Одновременно перемены затронули и различные институты режима. В редакции газеты Szabad Nep, прежде верно служившей коммунистам, начались брожения. В октябре 1954 года группу журналистов отправили на предприятия с поручением глубже ознакомиться с жизнью национальной индустрии. Они вернулись с желанием рассказать о дутых производственных показателях, падении жизненного уровня трудящихся, угрозах и шантаже при распространении государственных облигаций «в защиту мира». В вышедшей вскоре публикации они заявляли, что, «хотя жизнь людей труда за последние десять лет заметно улучшилась, рабочие по-прежнему сталкиваются с серьезными проблемами. Многие из них живут в перенаселенных и ветхих бараках, а кому-то приходится дважды подумать, прежде чем купить ребенку пару обуви или билет в кино». На следующий день в редакции приняли гневный звонок от члена политбюро, отвечавшего за партийную прессу: «Что вы хотели сказать этой статьей? Полагаете, мы будем терпеть подобную агитацию?» Не желая отступать, редакционный коллектив провел трехдневную конференцию, в ходе которой журналисты, один за другим, призывали к честному информированию, поддержке реформаторского курса правительства Надя и критике партийного руководства. Некоторые поплатились за это своей работой; среди них был, в частности, Миклош Гимеш, сын Лили Гимеш-Хайду, психиатра-фрейдиста, занимавшейся нелегальной врачебной практикой. Но прецедент тем не менее был создан[1308]
.Между тем Союз венгерских писателей, отвечавший за политическую корректность венгерской поэзии и прозы, также приступил к коррекции прежних позиций, пересмотру табу и восстановлению ранее исключенных членов. К осени 1955 года это некогда консервативное объединение осмелело настолько, что выпустило специальное заявление, в котором выражало протест против увольнения редакторов, поддерживавших Надя, требовало «автономии» для себя и возражало против «антидемократических методов, которые калечат нашу культурную жизнь»[1309]
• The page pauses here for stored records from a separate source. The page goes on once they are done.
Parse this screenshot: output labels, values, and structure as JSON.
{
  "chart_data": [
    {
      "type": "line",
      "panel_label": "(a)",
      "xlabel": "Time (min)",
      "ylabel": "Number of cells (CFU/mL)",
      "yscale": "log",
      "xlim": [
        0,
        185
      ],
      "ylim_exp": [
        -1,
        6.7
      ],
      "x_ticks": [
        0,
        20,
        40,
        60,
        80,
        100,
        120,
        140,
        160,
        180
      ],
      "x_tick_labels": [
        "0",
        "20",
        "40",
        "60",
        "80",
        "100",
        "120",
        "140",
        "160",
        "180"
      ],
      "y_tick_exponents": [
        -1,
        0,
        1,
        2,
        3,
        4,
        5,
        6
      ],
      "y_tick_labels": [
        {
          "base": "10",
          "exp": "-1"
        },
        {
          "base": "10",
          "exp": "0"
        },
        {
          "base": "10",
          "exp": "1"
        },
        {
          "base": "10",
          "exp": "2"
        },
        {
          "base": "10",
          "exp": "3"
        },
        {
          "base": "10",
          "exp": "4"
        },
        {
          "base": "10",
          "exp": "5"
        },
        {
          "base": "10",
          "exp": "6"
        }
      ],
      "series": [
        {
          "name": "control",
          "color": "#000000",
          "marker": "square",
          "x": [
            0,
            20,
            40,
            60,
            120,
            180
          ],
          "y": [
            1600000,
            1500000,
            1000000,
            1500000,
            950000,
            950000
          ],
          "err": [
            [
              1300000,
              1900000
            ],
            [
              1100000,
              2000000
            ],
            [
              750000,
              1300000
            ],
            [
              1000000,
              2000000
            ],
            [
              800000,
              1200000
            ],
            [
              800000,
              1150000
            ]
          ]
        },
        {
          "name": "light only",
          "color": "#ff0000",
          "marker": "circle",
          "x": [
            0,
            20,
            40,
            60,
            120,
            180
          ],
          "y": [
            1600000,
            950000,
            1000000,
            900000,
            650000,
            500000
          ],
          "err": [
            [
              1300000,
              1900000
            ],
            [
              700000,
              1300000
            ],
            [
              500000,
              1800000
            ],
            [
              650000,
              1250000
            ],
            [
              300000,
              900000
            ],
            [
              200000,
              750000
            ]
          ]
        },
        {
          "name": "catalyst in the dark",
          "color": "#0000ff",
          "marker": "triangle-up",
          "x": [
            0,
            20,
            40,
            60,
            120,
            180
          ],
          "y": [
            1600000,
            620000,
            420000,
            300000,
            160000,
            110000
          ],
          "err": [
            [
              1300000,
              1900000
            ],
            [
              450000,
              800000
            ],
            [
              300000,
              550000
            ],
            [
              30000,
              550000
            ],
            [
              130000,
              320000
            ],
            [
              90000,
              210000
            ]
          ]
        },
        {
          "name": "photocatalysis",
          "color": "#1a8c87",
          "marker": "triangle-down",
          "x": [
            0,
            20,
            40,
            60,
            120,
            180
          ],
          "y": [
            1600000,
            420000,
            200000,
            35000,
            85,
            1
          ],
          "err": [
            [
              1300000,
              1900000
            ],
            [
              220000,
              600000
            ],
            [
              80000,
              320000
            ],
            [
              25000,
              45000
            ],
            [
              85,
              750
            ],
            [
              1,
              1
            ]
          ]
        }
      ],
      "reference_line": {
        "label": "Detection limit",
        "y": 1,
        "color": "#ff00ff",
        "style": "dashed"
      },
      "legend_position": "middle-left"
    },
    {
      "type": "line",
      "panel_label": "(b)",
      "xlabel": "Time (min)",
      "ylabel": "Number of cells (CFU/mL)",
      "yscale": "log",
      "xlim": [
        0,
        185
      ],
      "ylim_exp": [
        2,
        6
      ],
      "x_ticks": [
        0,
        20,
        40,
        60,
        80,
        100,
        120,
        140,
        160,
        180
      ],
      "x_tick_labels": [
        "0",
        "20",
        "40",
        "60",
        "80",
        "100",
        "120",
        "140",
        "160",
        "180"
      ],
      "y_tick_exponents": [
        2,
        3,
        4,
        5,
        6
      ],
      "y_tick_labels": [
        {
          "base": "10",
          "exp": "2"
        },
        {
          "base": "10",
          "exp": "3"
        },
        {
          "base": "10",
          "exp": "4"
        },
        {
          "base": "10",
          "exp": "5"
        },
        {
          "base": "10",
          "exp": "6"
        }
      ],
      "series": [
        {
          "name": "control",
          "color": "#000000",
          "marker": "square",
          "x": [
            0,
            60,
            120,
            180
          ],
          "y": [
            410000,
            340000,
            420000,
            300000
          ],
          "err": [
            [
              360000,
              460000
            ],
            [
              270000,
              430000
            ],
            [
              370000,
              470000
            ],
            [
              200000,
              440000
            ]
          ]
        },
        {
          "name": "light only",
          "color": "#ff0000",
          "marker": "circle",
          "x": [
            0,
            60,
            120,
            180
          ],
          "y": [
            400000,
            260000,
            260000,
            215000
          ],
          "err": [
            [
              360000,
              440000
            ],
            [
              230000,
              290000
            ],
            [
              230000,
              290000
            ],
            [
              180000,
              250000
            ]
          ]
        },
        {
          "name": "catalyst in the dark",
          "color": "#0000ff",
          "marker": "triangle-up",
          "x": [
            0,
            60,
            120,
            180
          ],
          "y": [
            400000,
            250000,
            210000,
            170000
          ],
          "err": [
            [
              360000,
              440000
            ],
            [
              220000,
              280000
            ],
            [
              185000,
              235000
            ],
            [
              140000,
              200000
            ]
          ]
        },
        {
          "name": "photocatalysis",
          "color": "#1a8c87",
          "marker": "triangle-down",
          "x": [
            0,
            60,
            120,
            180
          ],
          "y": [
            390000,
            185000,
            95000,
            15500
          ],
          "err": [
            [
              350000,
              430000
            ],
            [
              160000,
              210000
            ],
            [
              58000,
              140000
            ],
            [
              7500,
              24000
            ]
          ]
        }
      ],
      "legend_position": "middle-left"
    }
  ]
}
.Большинство из недавно образованных или заново реформированных групп, клубов и дискуссионных кружков возглавили разочаровавшиеся молодые коммунисты в возрасте около тридцати лет. Их поколение нельзя было считать революционным — или, лучше сказать, контрреволюционным. Они успели ощутить на себе болезненный опыт военной поры и получали образование в коммунистических вузах. Кто-то испытал на себе последствия коммунистической политики «социального продвижения рабоче-крестьянских кадров», добившись заметного карьерного роста. Тамаш Ацел, активно участвовавший в дебатах Союза писателей, в двадцать девять лет уже был главным редактором партийного издательства и лауреатом двух престижных премий — Сталина и Кошута. Тибор Мераи, также член писательского объединения, в том же возрасте получил премию Кошута[1310]
. Иштван Эрши, состоявший в «кружке Петефи», с юношеских лет печатал свои стихи.Но при этом многие представители этого поколения были лично задеты разрушением гражданского общества, террором и чистками. Все они знали, что значит быть вынужденным играть роль «колеблющегося коллаборациониста». Тибору Дери, одному из новых руководителей Союза писателей, довелось наблюдать, как его некогда восхваляемый роман попал под огонь критики и запрет из-за недостаточной идеологической выдержанности[1311]
. Габор Танцош, лидер «кружка Петефи», был преисполненным высоких идей выпускником колледжа Дьёрфи — учебного заведения, до своего внезапного закрытия в 1949 году входившего в объединение венгерских «народных колледжей». Еще один выпускник этой системы, Иван Витани — музыкальный критик, переживший радикальную смену убеждений после исключения из партии в 1948 году, — на заседаниях «кружка Петефи» рассказывал о народном искусстве и народной музыке[1312]. В одном из свидетельств первые собрания кружка именуются «воссоединением» бывших активистов Nekosz — Движения народных колледжей — и Mefesz — недолговечного студенческого союза, насильственно поглощенного Лигой рабочей молодежи в 1950 году. На некоторых заседаниях они, как в старые добрые времена, даже пели вместе[1313].